Corned Beef and Cabbage Recipe

Corned Beef and Cabbage

Serves 6 to 8

Corned beef is brisket that has been cured using "corns" of large rock salt. Using a pressure cooker allows you to make tender corned beef anytime, even for a weeknight meal—and the leftovers make superb sandwiches. Note that some brands of corned beef don't have a spice packet as the meat is already seasoned.

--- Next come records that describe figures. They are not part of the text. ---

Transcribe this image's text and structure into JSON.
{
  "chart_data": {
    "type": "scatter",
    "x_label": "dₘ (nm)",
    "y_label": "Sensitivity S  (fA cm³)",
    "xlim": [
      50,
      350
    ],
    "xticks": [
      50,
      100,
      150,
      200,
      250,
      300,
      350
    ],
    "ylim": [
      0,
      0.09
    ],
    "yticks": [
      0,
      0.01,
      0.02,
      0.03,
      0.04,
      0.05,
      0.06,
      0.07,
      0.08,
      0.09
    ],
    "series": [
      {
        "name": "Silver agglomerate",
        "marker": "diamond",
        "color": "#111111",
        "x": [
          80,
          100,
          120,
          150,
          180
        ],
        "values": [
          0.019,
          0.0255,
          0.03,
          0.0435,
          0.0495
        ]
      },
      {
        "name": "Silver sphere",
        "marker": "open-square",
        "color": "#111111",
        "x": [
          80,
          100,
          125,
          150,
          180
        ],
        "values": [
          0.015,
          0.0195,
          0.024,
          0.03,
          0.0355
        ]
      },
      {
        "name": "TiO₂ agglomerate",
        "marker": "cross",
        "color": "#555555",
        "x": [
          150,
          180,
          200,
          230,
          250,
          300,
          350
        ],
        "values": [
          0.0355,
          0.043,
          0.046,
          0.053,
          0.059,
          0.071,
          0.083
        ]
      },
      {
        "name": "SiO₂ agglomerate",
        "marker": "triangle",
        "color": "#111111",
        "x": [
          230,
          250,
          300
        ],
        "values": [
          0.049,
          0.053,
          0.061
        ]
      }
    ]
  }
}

  • 4 pounds corned beef with spice packet
  • 1 large yellow onion, quartered
  • 12 ounces lager-style beer
  • 2 bay leaves
  • 1 head green cabbage, cut into 6 wedges
  • 6 large carrots, cut into 1-inch pieces
  • 8 small red potatoes, halved
  • Prepared horseradish or coarse-grain mustard, for serving


  1. Cut beef into 4 equal pieces and place in pressure cooker. Sprinkle with spices from packet, if provided. Add onion, beer, 1/2 cup water and bay leaves.
  2. Close and lock lid of pressure cooker and cook on HIGH for 60 minutes. Once cooked, quick-release the steam. Open lid and transfer corned beef to a platter. Tent meat with foil and let rest while you cook the vegetables. Beef is done when it is fork-tender.
  3. Add vegetables to cooker. Close and lock lid and pressure cook on HIGH for 1 minute. Once cooked, quick release the pressure. Transfer vegetables to a warm platter.
  4. Slice corned beef against the grain. Add to platter with vegetables. Drizzle with cooking juices. Serve with horseradish or mustard, if desired.